I'm not as on to it with the whole directions thing. I'm quite happy to wander till I'm lost and then try to backtrack. Example: On Monday we went for a walk to Pere Lachaise Cemetery in Paris. I was leading and, obviously, Nathan was getting a bit suspicious.
Him: "Do you actually know where we're going?"
Me: "Yeah, of course, it's this way (pointing vaguely)"
Him: "So, we're going up this road?"
Me: "Um.. yeah."
Him: "You don't know where you're going."
Me: "Yes I do! Look, here's the thing, my navigating is much like an Aboriginal tracker - I can feel the direction. I have a vague idea, and then the crowds will lead me." (Though I did get lost at Disneyland.) Nathan looked blankly at me for a minute, then compared his navigational abilities to Captain Cook and pulled out the iPhone. Humph. I would have got us there - and pretty sure Cook didn't have Google Maps.
I've praised the website before, but I include it in this list for its telephone, rather than video phone, abilities.
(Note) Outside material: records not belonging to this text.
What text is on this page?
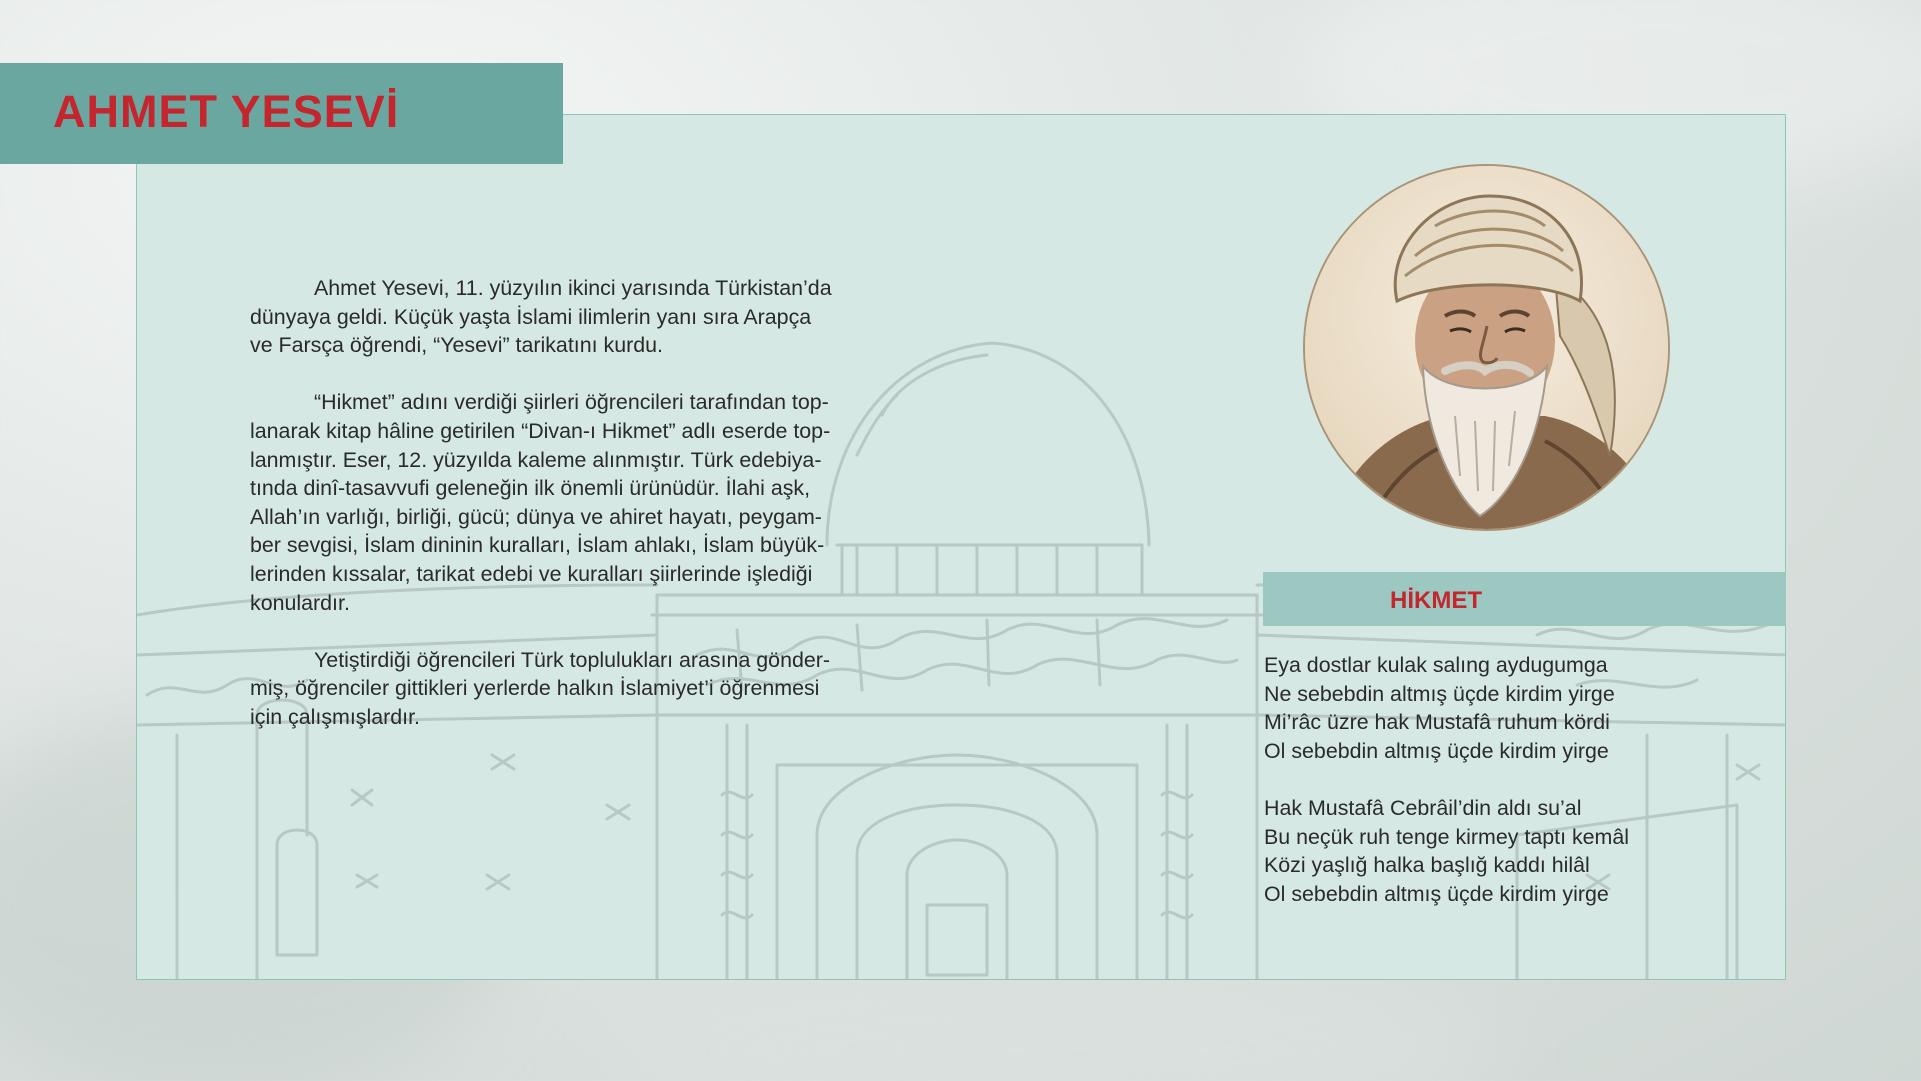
AHMET YESEVİ

Ahmet Yesevi, 11. yüzyılın ikinci yarısında Türkistan’da
dünyaya geldi. Küçük yaşta İslami ilimlerin yanı sıra Arapça
ve Farsça öğrendi, “Yesevi” tarikatını kurdu.

“Hikmet” adını verdiği şiirleri öğrencileri tarafından top-
lanarak kitap hâline getirilen “Divan-ı Hikmet” adlı eserde top-
lanmıştır. Eser, 12. yüzyılda kaleme alınmıştır. Türk edebiya-
tında dinî-tasavvufi geleneğin ilk önemli ürünüdür. İlahi aşk,
Allah’ın varlığı, birliği, gücü; dünya ve ahiret hayatı, peygam-
ber sevgisi, İslam dininin kuralları, İslam ahlakı, İslam büyük-
lerinden kıssalar, tarikat edebi ve kuralları şiirlerinde işlediği
konulardır.

Yetiştirdiği öğrencileri Türk toplulukları arasına gönder-
miş, öğrenciler gittikleri yerlerde halkın İslamiyet’i öğrenmesi
için çalışmışlardır.

HİKMET
Eya dostlar kulak salıng aydugumga
Ne sebebdin altmış üçde kirdim yirge
Mi’râc üzre hak Mustafâ ruhum kördi
Ol sebebdin altmış üçde kirdim yirge
Hak Mustafâ Cebrâil’din aldı su’al
Bu neçük ruh tenge kirmey taptı kemâl
Közi yaşlığ halka başlığ kaddı hilâl
Ol sebebdin altmış üçde kirdim yirge
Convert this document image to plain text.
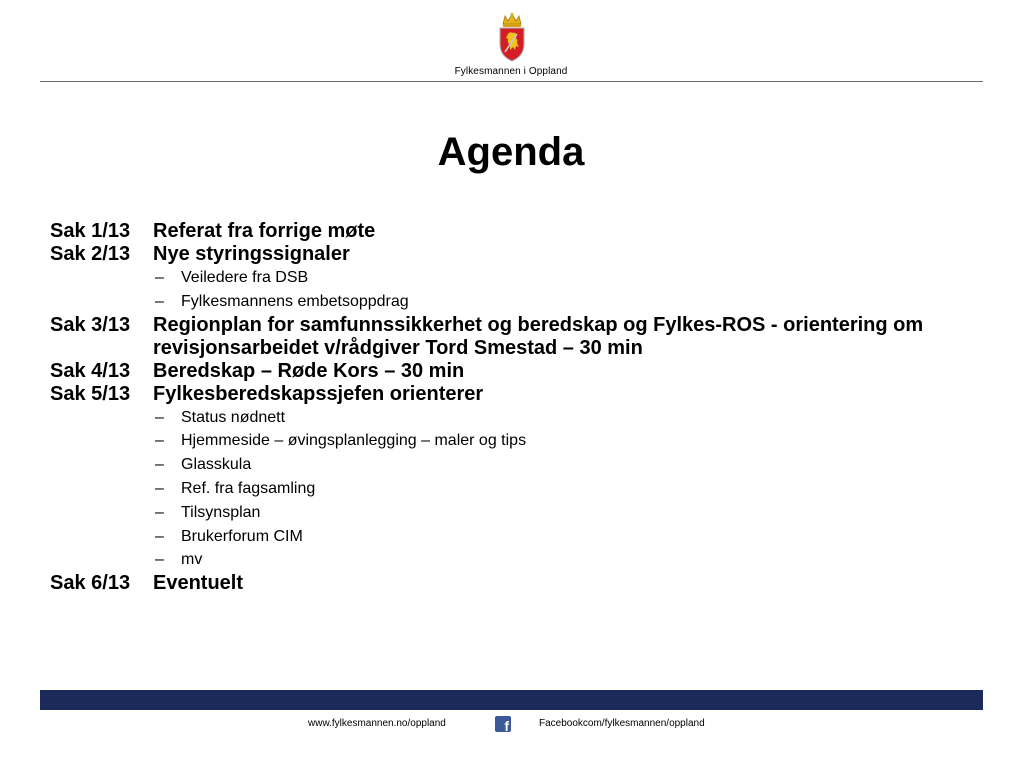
Fylkesmannen i Oppland
Agenda
Sak 1/13	Referat fra forrige møte
Sak 2/13	Nye styringssignaler
– Veiledere fra DSB
– Fylkesmannens embetsoppdrag
Sak 3/13	Regionplan for samfunnssikkerhet og beredskap og Fylkes-ROS - orientering om revisjonsarbeidet v/rådgiver Tord Smestad – 30 min
Sak 4/13	Beredskap – Røde Kors – 30 min
Sak 5/13	Fylkesberedskapssjefen orienterer
– Status nødnett
– Hjemmeside – øvingsplanlegging – maler og tips
– Glasskula
– Ref. fra fagsamling
– Tilsynsplan
– Brukerforum CIM
– mv
Sak 6/13	Eventuelt
www.fylkesmannen.no/oppland	f	Facebookcom/fylkesmannen/oppland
We are yet to buy a sim card in Europe, so we've been using Skype to make phone calls - extremely cheaply. I've also been told the Local Phone website is good, but haven't yet tested it. Anyone use it? Opinions?
This is my favorite accommodation website. Even if I'm not going anywhere, it's so much fun to look at the possibilities. (I am one of those people who move into a flat and then continue to search for another one on Trade Me. I really like house hunting.)
Airbnb helps people rent their private places to travellers. There's a huge range of accommodation, stretching from a couch in someone's lounge to entire luxury penthouse apartments in Las Vegas.
We used Airbnb to book our apartment in Paris for two weeks, and it couldn't be better. However, we also booked a room in San Francisco where the upstairs neighbour turned on their death metal music (and we're talking the comedically bad screaming music) about midnight. When booking, do read the reviews.
There are hundreds of those best-deal websites, but during our three months in the US this website actually did get us some good prices. We booked a car in Michigan for about US$24 a day, and also got a couple of good hotel rooms cheap (having checked TripAdvisor before confirming, naturally). It's also nice to be able to go to one website to get the list of options, rather than have to go to each company yourself.
So those are my five. Can anyone recommend others? I'd really like to hear about any good ones for Europe.